In our UU genetic code, where optimism is dominant, we are sorely tempted to believe that human failure is recessive. So recessive, in fact, that most of us don’t really believe in sin, at least not as an ever present, morally threatening personal reality. We may not believe in the theology of sin and damnation, but as a people, as a worshipping community and as individuals, we need to develop what one colleague calls “a spirituality of imperfection.”  We could work harder to develop an appreciation that failure and complicity and denial and a whole host of moral shortcomings are also embedded in human hearts, including our own.  Ours would be a more authentic spiritual practice if we paid a little more attention to the shadow side of the human spirit, not as an abstraction — something that wreaks havoc only on the national stage, or in other periods of history — but as an ongoing threat to being the very best that we can be. The optimistic genetic code that our ancestors passed down was not intended to support a religion that would simply make people feel better. It is meant to make us be better, to live into our full humanity, which is broken as well as beautiful. 
Spiritual freedom is also written into our DNA, but our religious forbears knew that spiritual freedom is not the end of our religion. It is the beginning. “Ours is an exquisite and terrible freedom, and yet we are not free to believe whatever we want to. Here we are free to believe not what we want, but what we must”  — we are free to search for those beliefs from which our hearts cannot escape. You are free here to understand, to notice and name your own experience. Our “faith tradition, which trusts the integrity and worth of each individual, sets you free not so that you can casually dabble in religion, but so that you can become… intoxicated by an authentic, personal faith you cannot help but live… Unitarian Universalism does not give you freedom from religion, it gives you freedom for religion.” 

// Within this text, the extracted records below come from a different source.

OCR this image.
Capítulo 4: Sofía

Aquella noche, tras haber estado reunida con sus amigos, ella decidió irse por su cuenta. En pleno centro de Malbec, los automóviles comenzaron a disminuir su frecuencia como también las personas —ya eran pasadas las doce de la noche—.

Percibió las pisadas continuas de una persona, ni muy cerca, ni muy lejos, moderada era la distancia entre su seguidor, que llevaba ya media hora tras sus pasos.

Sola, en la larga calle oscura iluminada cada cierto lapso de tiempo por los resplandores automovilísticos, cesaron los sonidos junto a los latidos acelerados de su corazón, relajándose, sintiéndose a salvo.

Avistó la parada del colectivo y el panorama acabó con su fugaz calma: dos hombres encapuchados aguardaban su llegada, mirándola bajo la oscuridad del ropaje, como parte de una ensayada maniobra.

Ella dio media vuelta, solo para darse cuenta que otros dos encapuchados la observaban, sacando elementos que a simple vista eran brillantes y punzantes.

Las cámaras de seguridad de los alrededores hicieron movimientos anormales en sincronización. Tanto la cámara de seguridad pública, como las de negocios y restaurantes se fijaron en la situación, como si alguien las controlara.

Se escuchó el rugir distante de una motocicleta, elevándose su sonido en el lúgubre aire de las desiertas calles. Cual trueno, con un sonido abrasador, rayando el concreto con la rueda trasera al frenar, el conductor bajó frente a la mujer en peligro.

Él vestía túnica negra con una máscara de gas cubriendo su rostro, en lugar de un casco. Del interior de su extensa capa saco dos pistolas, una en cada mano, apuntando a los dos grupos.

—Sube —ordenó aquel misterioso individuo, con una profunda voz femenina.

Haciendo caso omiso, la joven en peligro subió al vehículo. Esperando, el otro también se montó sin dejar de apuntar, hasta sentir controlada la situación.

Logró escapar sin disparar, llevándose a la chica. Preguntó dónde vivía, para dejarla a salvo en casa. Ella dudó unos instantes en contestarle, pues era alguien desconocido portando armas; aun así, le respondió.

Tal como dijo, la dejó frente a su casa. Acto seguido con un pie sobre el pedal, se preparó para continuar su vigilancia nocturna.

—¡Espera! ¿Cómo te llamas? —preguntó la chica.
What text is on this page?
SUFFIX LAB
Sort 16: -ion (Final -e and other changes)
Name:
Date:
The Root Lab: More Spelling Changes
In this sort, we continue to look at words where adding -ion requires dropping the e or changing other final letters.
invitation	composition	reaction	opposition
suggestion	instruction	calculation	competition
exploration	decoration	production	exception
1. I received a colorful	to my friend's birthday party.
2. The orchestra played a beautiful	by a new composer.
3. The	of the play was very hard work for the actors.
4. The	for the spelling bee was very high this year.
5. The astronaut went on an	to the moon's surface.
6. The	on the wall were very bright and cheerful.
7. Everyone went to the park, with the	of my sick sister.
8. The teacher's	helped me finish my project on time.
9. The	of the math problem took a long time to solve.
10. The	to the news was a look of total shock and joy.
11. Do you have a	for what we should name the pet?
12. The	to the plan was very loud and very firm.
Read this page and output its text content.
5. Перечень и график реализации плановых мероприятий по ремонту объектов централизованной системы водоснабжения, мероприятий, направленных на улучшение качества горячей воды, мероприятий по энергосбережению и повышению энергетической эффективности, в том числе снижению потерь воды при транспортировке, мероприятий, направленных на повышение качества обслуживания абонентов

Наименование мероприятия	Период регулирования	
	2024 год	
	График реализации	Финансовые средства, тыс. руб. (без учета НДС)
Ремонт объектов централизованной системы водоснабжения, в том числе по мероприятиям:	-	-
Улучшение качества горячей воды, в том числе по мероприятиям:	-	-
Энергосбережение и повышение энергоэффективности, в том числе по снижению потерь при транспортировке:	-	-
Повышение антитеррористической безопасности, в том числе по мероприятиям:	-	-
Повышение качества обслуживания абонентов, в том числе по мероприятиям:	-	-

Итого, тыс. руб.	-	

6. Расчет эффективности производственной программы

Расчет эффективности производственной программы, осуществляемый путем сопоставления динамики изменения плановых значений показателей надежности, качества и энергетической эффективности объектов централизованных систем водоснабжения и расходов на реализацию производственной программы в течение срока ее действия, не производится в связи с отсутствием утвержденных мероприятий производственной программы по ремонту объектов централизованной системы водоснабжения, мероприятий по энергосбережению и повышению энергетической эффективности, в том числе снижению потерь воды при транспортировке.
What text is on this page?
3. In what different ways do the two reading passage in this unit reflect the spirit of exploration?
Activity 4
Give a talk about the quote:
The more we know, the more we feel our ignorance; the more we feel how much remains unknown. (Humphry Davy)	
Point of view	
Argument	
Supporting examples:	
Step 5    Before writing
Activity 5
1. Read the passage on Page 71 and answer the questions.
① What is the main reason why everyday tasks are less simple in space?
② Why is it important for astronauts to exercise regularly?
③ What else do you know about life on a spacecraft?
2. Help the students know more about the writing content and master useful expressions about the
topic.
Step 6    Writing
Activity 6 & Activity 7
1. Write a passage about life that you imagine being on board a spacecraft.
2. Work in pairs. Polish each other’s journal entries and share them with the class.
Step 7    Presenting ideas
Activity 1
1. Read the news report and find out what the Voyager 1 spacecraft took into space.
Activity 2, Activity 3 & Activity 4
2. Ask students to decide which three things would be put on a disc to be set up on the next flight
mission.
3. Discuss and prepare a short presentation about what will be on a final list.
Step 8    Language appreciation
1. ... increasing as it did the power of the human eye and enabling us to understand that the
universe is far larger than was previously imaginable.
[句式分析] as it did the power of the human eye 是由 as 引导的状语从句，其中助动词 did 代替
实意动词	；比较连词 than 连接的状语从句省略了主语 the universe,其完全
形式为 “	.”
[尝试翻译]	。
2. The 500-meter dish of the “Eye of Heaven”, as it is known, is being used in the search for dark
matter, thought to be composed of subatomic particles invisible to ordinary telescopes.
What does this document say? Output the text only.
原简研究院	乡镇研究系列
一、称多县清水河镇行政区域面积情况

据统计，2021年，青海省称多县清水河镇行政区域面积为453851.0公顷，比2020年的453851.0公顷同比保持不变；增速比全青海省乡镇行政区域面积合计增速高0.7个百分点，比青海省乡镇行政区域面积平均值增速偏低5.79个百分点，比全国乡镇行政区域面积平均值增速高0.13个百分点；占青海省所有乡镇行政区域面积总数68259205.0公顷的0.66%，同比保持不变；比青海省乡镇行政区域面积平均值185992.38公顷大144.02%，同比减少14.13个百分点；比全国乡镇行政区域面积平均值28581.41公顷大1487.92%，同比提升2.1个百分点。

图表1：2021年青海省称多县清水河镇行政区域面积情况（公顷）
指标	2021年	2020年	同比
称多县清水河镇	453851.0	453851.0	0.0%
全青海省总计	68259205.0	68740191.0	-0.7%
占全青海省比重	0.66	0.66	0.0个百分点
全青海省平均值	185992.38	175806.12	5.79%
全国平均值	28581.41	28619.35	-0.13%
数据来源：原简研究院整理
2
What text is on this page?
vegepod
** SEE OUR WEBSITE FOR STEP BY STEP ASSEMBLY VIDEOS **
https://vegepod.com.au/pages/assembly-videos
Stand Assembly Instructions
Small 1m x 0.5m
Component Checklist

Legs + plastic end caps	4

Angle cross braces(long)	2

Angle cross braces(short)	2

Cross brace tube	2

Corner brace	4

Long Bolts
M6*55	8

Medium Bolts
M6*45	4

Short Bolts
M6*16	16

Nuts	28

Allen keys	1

Ultimately, each one of us is free to construct a living faith out of whatever
field stones we can find or dig up. This is demanding and disquieting work. It
can be relentless, and lonely. Without a unifying creed, there is little to
remind us who we are at the end of the tired day. We can only return to
ourselves, and to each other. Each one of us can, as in Robert Frost’s
poem, “walk the line/ and set the wall between us once again.” Or,
better yet, before we start mending that fence, we could “ask to know
what (we were) walling in or walling out. We could guard the gap were two
could walk abreast, and call it holy, holy.